Masa başı işi
Genç arkadaş, birkaç saattir koltuğunda oturmuş çalışıyordu.
“Ahhhh, belim ağrıdı…” diye seslendi. Sonra bana sordu: “Yok mu şöyle gezmeli bir iş?…” Yanıtımı beklemeden de ekledi “Ama kapı kapı dolaşmak olmaksızın…”
😛
30 yıl önce en yakın arkadaşlarımdan biri, “Masa başı iş istemiyorum. Sıkılırım…” demişti.
Babası da şirket içinde kademeler arttıkça, zaten masa başı olacağını anlatmaya çalışmıştı. Üstelik, saatler süren toplantılar olmaya başlar… Canın sıkılınca yürüyüp yerine de dönemezsin…

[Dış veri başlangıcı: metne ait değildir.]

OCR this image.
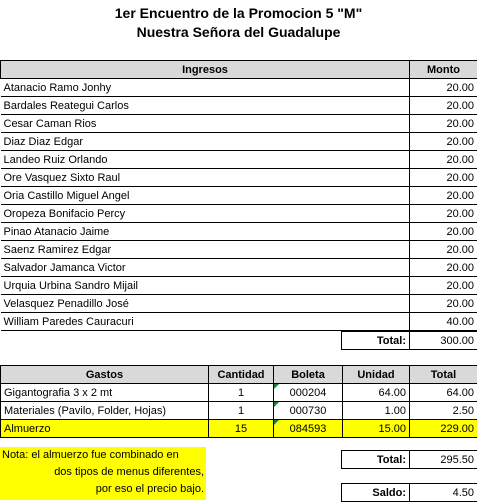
1er Encuentro de la Promocion 5 "M"
Nuestra Señora del Guadalupe
Ingresos	Monto
Atanacio Ramo Jonhy	20.00
Bardales Reategui Carlos	20.00
Cesar Caman Rios	20.00
Diaz Diaz Edgar	20.00
Landeo Ruiz Orlando	20.00
Ore Vasquez Sixto Raul	20.00
Oria Castillo Miguel Angel	20.00
Oropeza Bonifacio Percy	20.00
Pinao Atanacio Jaime	20.00
Saenz Ramirez Edgar	20.00
Salvador Jamanca Victor	20.00
Urquia Urbina Sandro Mijail	20.00
Velasquez Penadillo José	20.00
William Paredes Cauracuri	40.00
Total:	300.00
Gastos	Cantidad	Boleta	Unidad	Total
Gigantografia 3 x 2 mt	1	000204	64.00	64.00
Materiales (Pavilo, Folder, Hojas)	1	000730	1.00	2.50
Almuerzo	15	084593	15.00	229.00
Total:	295.50
Saldo:	4.50
Nota: el almuerzo fue combinado en
dos tipos de menus diferentes,
por eso el precio bajo.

- Sıkıcı toplantılarda ne yaptığımı kısmen anlatmıştım.
Genç arkadaşa aynı sözleri ettim. Ben de sürekli oturmaktan sıkılırım. Arada bir şirket içinde dolaşıp, sonra çalışmaya dönerdim…
😛
Benim önerim şu… Sürekli aynı yerde ve aynı şekilde oturmak zorunda değilsiniz. Arada bir kalkın, dolaşın… Bacaklarınız, kollarınız açılsın…
Ama görevinizi yapın… İşinizi zamanında bitirin. Çıkıp dolaşmaya da zaman kalsın…
😛
Etiketler: mesaj, mükemmel eleman, toplantı
Kategori: İş hayatı
19 Nisan 2010
1:40 pm
Uğur hocam,
Gün boyu ofiste ister istemez saatleri harcıyoruz. Ancak fiziksel olarak hareket olmaksızın geçen saatler bir yerden sonra gerçekten zorlayıcı oluyor. Ben bu durumda kalkıp ofiste ciddi anlamda yürüyorum. Hatta önemli bir konu hakkında düşünemem, kafa yormam gerekirse yürürken çok daha verimli düşünebiliyorum. Ancak, bu yürüyüşler dışardan pek olumlu karşılanmıyor.. Adamın işi gücü yok boş boş dolanıyor diye bakan gözlerle karşılaşmak can sıkıcı olabiliyor açıkçası.. Gerçi aynesi iştir kişinin diyerek geçebilriz ama bazen insanların algısı gerçekten önemli olabiliyor..
21 Nisan 2010
1:26 pm
Ben her gün 6-8 bardak su içmeye özen gösteriyorum. Su içmek ve daha sonra içilen suları şehrin kanalizasyonuna nakletmek için 1 kat aşağıya iniyorum. 🙂
6+6 = 12 kere inip çıkıyorum. Kat arasında 25 basamak var. Bu durumda günde 300 basamak inmiş-çıkmış oluyorum.
Hem günlük su ihtiyacımı karşılıyorum, hem fiziksel aktivitemi düzenliyorum hem de kafamı boşaltmak için kısa zaman aralıklarım oluyor.